长安看的出神,忽然听有人叫她,她回眸一瞬,青要已在她眼前,手里还拿着一枝不知从哪里摘来的兰花。
“今日上巳节,礼当送夫人一朵兰花,聊表爱慕之意。”
说罢便要在玉冠旁为她插上,她忙躲开,道:“我这男子装束,戴一朵兰花会被人看着笑话的。”
他哪里容得她躲,一把扯住她箭袖拉入怀中,将那朵兰花稳稳插在玉冠之上,“如花似玉,衬夫人刚好。”
长安不自在地挠挠头道:“你有兰花,可是这又没有芍药。”
“不要紧,已抱得美人归,还有何求。”青要在她额间烙下深深一吻。
夕阳落下,初春的风浸着凉意,二人上马,马蹄奔跃,带起厚厚的泥土,细细嗅去,还夹杂着青草的嫩香,凛冽中带着一丝生机,长安不由振奋,“我们一定可以的。”

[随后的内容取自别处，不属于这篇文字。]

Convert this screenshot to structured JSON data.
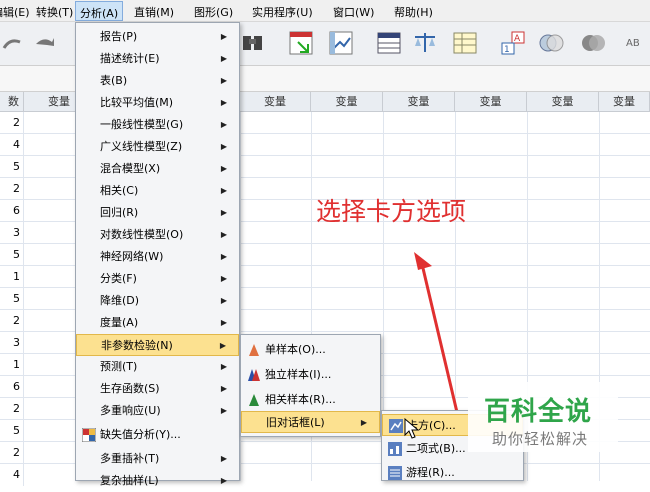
{
  "menubar": {
    "items": [
      {
        "label": "编辑(E)"
      },
      {
        "label": "转换(T)"
      },
      {
        "label": "分析(A)"
      },
      {
        "label": "直销(M)"
      },
      {
        "label": "图形(G)"
      },
      {
        "label": "实用程序(U)"
      },
      {
        "label": "窗口(W)"
      },
      {
        "label": "帮助(H)"
      }
    ]
  },
  "grid": {
    "first_col_header": "数",
    "col_header": "变量",
    "first_col_values": [
      "2",
      "4",
      "5",
      "2",
      "6",
      "3",
      "5",
      "1",
      "5",
      "2",
      "3",
      "1",
      "6",
      "2",
      "5",
      "2",
      "4"
    ]
  },
  "analyze_menu": {
    "items": [
      {
        "label": "报告(P)"
      },
      {
        "label": "描述统计(E)"
      },
      {
        "label": "表(B)"
      },
      {
        "label": "比较平均值(M)"
      },
      {
        "label": "一般线性模型(G)"
      },
      {
        "label": "广义线性模型(Z)"
      },
      {
        "label": "混合模型(X)"
      },
      {
        "label": "相关(C)"
      },
      {
        "label": "回归(R)"
      },
      {
        "label": "对数线性模型(O)"
      },
      {
        "label": "神经网络(W)"
      },
      {
        "label": "分类(F)"
      },
      {
        "label": "降维(D)"
      },
      {
        "label": "度量(A)"
      },
      {
        "label": "非参数检验(N)"
      },
      {
        "label": "预测(T)"
      },
      {
        "label": "生存函数(S)"
      },
      {
        "label": "多重响应(U)"
      },
      {
        "label": "缺失值分析(Y)..."
      },
      {
        "label": "多重插补(T)"
      },
      {
        "label": "复杂抽样(L)"
      }
    ]
  },
  "nonparam_menu": {
    "items": [
      {
        "label": "单样本(O)..."
      },
      {
        "label": "独立样本(I)..."
      },
      {
        "label": "相关样本(R)..."
      },
      {
        "label": "旧对话框(L)"
      }
    ]
  },
  "legacy_menu": {
    "items": [
      {
        "label": "卡方(C)..."
      },
      {
        "label": "二项式(B)..."
      },
      {
        "label": "游程(R)..."
      }
    ]
  },
  "annotation": {
    "text": "选择卡方选项"
  },
  "watermark": {
    "title": "百科全说",
    "subtitle": "助你轻松解决"
  },
  "colors": {
    "highlight": "#fce190",
    "annotation": "#e03030",
    "watermark": "#2fa54a"
  }
}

夜半,长安在榻上翻来覆去,青要也被惊醒,关切问道:“怎么了?”
“我想给朔玄写封信。”
青要闻之一怔,长安敏锐察觉,纤手覆上他大掌,缓缓道:“既然原州的症结在他那,他目下被太后挟制,估计也不好过,所以才出此下策,铤而走险,我们可以和他谈,他无非是想保住钱袋子,我们只想修好路,一定有折中的法子,你说呢?”
“你怕他?”黑暗中青要目光幽深。
“不是怕他,是怕你。”
青要不由握紧掌中纤手。
“怕你受伤,今日太过惊险,我们在明,他人在暗,难保下次还能有这样好的运气。”
青要心中一动,揽过长安肩膀,道:“只是既要谈判就必须要有筹码,否则只怕他不会让步的。”
是呀,朔玄想要的权势和金钱,以他们目前的情况一样也拿不出来。
长安想到此处,不由嗤笑出声,“我们可真‘穷’呐!”
青要静默无言。
“不过朔玄他要这么多钱干嘛呢?难道他要起事?可他自己就是王上,他能造自己的反吗?”
“还记得我们新婚时的黑衣人吗?”
长安蹭在他胸膛,无意识地点了点头,道:“还有谋害珠瑶的白衣人,应该都是他的手笔。”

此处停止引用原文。